Way back in 2018, the House of Reps committee on public safety and order entertained a bill filed by Quezon City Rep. Angelina Tan to limit karaoke and such noise in residential areas. Other similar bills had been presented for passage, but it remains for me a mystery why they never made it into being law, although some pointed out that noise pollution via karaoke is already covered by the Philippine Environmental Code (PD No. 1152) and the National Pollution Control Decree (PD No. 984).

The laments of Bud Brown and his compatriot, however, are clear testimony for a specific need to address endemic karaoke noise. 

A few years ago, with Congress unminding of karaoke blares, I urged the local government of Mabalacat, Pampanga where I live to pass a local anti-karaoke legislation. Nothing happened.

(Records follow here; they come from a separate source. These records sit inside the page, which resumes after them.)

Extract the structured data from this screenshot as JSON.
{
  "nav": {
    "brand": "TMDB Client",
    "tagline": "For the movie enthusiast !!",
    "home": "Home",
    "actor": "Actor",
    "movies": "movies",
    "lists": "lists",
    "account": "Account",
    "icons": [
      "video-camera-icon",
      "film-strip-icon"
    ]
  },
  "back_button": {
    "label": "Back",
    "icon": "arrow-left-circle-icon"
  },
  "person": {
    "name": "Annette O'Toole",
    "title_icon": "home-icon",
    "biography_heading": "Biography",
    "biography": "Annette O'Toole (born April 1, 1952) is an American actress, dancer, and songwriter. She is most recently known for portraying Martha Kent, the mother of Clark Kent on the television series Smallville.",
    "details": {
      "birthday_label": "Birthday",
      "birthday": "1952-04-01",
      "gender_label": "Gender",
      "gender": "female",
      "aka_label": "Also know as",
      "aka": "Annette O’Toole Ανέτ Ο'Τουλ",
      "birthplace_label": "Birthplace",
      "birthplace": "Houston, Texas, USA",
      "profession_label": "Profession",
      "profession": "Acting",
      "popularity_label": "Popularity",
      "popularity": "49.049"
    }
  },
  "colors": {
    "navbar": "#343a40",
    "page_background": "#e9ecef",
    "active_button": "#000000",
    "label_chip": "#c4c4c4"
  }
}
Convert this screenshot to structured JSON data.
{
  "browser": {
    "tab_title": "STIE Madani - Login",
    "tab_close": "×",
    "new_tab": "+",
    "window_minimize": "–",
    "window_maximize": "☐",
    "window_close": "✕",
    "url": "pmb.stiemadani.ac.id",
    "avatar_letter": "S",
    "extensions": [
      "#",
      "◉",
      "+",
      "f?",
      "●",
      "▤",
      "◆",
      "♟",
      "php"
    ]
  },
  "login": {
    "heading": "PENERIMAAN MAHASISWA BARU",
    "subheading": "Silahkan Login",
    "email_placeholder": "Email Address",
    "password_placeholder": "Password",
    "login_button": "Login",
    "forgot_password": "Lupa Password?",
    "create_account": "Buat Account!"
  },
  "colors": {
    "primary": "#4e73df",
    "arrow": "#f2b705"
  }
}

In a letter sent online to local lawmen, I pointed out that loud videoke also touches the sensitive nerve of health, as I cited common scientific  agreement that noise pollution affects both health and behavior. Scientists, I stressed, have no doubt that unwanted sound (noise) can damage psychological health and can cause hypertension, high stress levels, tinnitus, hearing loss, sleep disturbances, and other harmful effects.

“Sound becomes unwanted when it either interferes with normal activities such as sleeping, conversation, or disrupts or diminishes one’s quality of life,”  I quoted a science journal as warning.

The flood of medical quotes I unleashed also cited experts concluding that “high noise levels can result in cardiovascular effects and exposure to moderately high levels during a single eight-hour period causes a statistical rise in blood pressure of five to ten points and an increase in stress, and vasoconstriction leading to the increased blood pressure noted above, as well as to increased incidence of coronary artery disease.”

If the quotes do not sound scientific enough to local lawmakers, I am eager to hear a list of reasons finding logic in late-night, high-decibel croaking in my neighborhood. Meanwhile, I just want to down my nightly medicines sans scandalous Tom Jones loudly seeking his Delilah.